Production values are often a director’s dream come true, however only if the play warrants them. Some plays —Pinter comes to mind — do not. Others do. Carefully Taught is a play that does warrant production values. In this case, I added a live video feed and playback video to the mix, and its effects enhance Cheryl’s story without overwhelming it. I love all kinds of sounds and music and use these as often as possible, in order to establish the place of the scenes in the story and to bring the whole to the forefront of in audience’s mind. In Carefully Taught, I worked to insure that all of the production elements — our video, sound, music, and minimalist set — would compliment the play overall. And, I feel that we’ve achieved that end.
You work in both film and theatre, both wonderful forms of storytelling, but with some interesting differences. Can you speak to what you love most about directing in each of these formats?
I love the immediate reaction one gets from listening to and watching actors on stage. There’s nothing like enjoying an audience’s visceral response to the playwright’s words as it happens live and in living color right in front of you. You get to live those moments right along with the character, because they are true. They are believable. And, when I experience those moments in rehearsal, I know that we are on the right track and I am elated.
In film, for me, an interesting difference is that in film the reaction is delayed. There are lots of people on the set, each doing their job, which is not necessarily to act as an audience for the actors. That job remains with the director. Often times, the full affect of a scene may not be felt until one views the dailies. Filmmaking requires the stringing together —editing, actually— of a series of takes from a series of scenes, which most likely, are not being shot in chronological order. So, that means that as director, I must be even more highly attuned to the emotion and point of every scene —not that I wouldn’t be when directing for the stage—but, because in film, we may shoot the story’s climax today and then shoot the character’s first meeting next week. In film, I’ve learned that the director must shoot for the editor.
Tell us about your latest project, Carefully Taught. How did you become involved with this show? What drew you to it?
A year ago or so, I attended an informal reading of a musical Cheryl Davis had written and it was then that I knew that I wanted to work with her. So, when Dev Bondarin [APAC’s Artistic Director] called to ask if I’d be interested in directing Cheryl’s new play, I almost said yes without reading it. Dev sent it and as I read Carefully Taught I was excited by its potential—it’s topical, there are role twisting characters and I immediately saw the space to add live video to the mix. And we now have, what I think is, a very engaging production.
Carefully Taught explores loyalty, friendship, prejudice and, of course, “teaching” the next generation – a lot packed into one play. What do you hope an audience will take away from this production?
My best wish is that our audiences take away the understanding that we are all the same internally — we all have the same wishes and dreams for ourselves and our loved ones —and that it is only our external appearances —skin color, economic class, shape of our eyes or our religion — which separate us from recognizing each other as member of the same family.
Can you tell us some “fun fact” about Carefully Taught?

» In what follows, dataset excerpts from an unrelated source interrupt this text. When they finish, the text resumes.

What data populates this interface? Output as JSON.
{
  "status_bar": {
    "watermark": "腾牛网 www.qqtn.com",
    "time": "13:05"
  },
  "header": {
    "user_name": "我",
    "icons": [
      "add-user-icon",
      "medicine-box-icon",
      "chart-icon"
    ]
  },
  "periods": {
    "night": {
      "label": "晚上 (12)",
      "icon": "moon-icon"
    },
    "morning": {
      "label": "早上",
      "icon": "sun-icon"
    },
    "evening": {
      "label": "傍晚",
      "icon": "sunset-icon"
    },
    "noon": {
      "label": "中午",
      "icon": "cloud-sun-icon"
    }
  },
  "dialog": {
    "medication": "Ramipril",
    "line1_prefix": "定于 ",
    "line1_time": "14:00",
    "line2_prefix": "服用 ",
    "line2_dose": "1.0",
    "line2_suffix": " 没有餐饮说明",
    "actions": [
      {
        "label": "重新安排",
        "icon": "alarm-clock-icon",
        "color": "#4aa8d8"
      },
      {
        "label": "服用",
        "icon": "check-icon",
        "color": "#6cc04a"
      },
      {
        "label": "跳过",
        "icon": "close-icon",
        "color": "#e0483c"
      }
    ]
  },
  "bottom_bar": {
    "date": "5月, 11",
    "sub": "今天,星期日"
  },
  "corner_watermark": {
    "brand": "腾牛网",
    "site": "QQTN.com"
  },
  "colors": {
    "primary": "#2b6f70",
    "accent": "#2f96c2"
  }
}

Something we wouldn’t read about in the press releases?
Sure. Some fun facts about our cast are that Latoya Edwards is Jamaican; Sheila Joon is 1/2 Iranian and 1/2 Swedish; Esther Chen is from Taiwan; Bristol Pomeroy’s son is 1/2 black and my mother neglected to tell me that my grandmother, her mother —who passed away when she was a child — was Iroquois. We all are, as the character Cie in Carefully Taught says, “ Just a pack of all-American mutts.”
Thanks for your time, Pat. I look forward to reading your answers.
Sure Cat. You’re quite welcome. It is my pleasure.